Some boundedness results for zero-cycles on surfaces (Q914765)

Let X be a smooth complex projective algebraic surface, and let \(A_ 0(X)\) be the Chow group of zero-cycles of degree 0 on X (modulo rational equivalence). Also, denote by T(X), the kernel of the Albanese map \(\Phi:\;A_ 0(X)\to Alb(X)\) and \(Pic^ 0(X)\) the Picard variety of X (with Lie algebra \(H^{0,1}(X))\).

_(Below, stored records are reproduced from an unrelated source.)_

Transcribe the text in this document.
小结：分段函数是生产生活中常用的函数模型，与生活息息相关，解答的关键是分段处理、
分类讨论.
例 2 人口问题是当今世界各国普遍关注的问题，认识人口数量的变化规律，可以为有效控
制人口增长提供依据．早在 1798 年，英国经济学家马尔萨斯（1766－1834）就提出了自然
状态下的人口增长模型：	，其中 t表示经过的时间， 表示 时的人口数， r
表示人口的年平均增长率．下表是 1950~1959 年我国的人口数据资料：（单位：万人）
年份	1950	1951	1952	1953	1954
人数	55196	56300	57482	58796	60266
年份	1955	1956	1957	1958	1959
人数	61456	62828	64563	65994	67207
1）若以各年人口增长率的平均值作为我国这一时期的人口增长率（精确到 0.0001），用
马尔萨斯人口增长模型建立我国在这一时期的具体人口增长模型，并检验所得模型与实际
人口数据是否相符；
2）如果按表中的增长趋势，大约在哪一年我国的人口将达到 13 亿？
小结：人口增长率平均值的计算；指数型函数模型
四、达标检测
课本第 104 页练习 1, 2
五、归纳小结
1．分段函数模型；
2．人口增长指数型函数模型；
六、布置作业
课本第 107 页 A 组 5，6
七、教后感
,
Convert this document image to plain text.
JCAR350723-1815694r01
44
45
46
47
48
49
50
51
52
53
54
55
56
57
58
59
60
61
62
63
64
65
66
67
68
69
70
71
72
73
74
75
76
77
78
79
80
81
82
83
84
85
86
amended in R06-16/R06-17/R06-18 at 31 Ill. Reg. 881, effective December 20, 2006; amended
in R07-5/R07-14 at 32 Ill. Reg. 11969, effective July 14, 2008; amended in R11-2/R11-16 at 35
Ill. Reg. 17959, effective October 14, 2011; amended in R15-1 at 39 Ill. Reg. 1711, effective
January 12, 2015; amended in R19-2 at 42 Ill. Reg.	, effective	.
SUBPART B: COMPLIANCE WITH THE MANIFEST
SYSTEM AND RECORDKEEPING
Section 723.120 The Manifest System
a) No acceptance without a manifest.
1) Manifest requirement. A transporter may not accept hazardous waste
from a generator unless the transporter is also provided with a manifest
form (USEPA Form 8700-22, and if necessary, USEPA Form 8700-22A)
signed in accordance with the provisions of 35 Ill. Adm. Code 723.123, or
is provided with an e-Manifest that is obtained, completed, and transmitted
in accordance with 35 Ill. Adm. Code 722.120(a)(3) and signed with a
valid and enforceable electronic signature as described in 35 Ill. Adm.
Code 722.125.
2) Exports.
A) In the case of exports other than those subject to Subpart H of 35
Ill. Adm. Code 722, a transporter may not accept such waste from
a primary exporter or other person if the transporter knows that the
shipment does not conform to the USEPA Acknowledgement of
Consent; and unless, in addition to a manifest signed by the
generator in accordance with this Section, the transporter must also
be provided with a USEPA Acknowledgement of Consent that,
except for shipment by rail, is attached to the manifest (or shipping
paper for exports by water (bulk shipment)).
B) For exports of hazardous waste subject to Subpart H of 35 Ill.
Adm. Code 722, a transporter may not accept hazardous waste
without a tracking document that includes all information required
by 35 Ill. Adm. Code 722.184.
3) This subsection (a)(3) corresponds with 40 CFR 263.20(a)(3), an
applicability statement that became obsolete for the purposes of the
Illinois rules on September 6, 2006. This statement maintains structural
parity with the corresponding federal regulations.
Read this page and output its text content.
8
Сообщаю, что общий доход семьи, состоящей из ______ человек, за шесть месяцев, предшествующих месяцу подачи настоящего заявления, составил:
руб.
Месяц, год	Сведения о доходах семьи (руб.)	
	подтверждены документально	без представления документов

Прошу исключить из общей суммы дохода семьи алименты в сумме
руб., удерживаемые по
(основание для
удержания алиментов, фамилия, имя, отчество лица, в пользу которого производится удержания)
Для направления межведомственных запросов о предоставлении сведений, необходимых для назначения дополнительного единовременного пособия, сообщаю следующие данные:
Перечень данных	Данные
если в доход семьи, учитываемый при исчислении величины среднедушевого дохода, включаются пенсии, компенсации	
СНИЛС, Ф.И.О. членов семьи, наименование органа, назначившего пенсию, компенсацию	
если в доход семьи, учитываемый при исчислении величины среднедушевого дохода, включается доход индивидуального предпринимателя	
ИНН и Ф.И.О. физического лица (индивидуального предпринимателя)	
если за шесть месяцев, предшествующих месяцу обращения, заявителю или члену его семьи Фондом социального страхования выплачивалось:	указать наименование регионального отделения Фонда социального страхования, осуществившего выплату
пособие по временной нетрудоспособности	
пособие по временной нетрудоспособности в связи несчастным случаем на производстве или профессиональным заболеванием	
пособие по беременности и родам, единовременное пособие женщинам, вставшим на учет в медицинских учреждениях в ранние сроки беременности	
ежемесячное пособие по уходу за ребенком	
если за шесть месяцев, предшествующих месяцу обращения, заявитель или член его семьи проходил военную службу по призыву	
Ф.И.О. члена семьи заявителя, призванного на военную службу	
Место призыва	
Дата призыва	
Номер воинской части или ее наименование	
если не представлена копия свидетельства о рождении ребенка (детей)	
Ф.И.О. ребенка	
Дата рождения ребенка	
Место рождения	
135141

Consider the following schema setting: \[ \begin{alignedat}{4} H^{0,1}(X) & \otimes_{\mathbb{C}}H^{0,1}(X)\overset\wedge\rightarrow &&H^{0,2}(X)\rightarrow && V^{0,2}\rightarrow && 0\\ & \updownarrow && \updownarrow && \updownarrow \\ Pic^ 0(X) & \oplus_{\mathbb{Z}}Pic^ 0(X)\overset\cap\rightarrow && T(X)\rightarrow && Coker\rightarrow && 0 \end{alignedat} \] where \(V^{0,2}\) and Coker are the respective cokernels. We prove: Theorem: (1) Suppose \(V^{0,2}\neq 0\). Then Coker is ``infinite'' dimensional. Conversely, (2) if Kodaira dimension \(\kappa\) (X)\(\leq 1\), then \(Co\ker =0\) if \(V^{0,2}=0.\) One expects the following to hold: Conjecture: For all smooth surfaces X, \(V^{0,2}=0\) iff \(Co\ker =0\).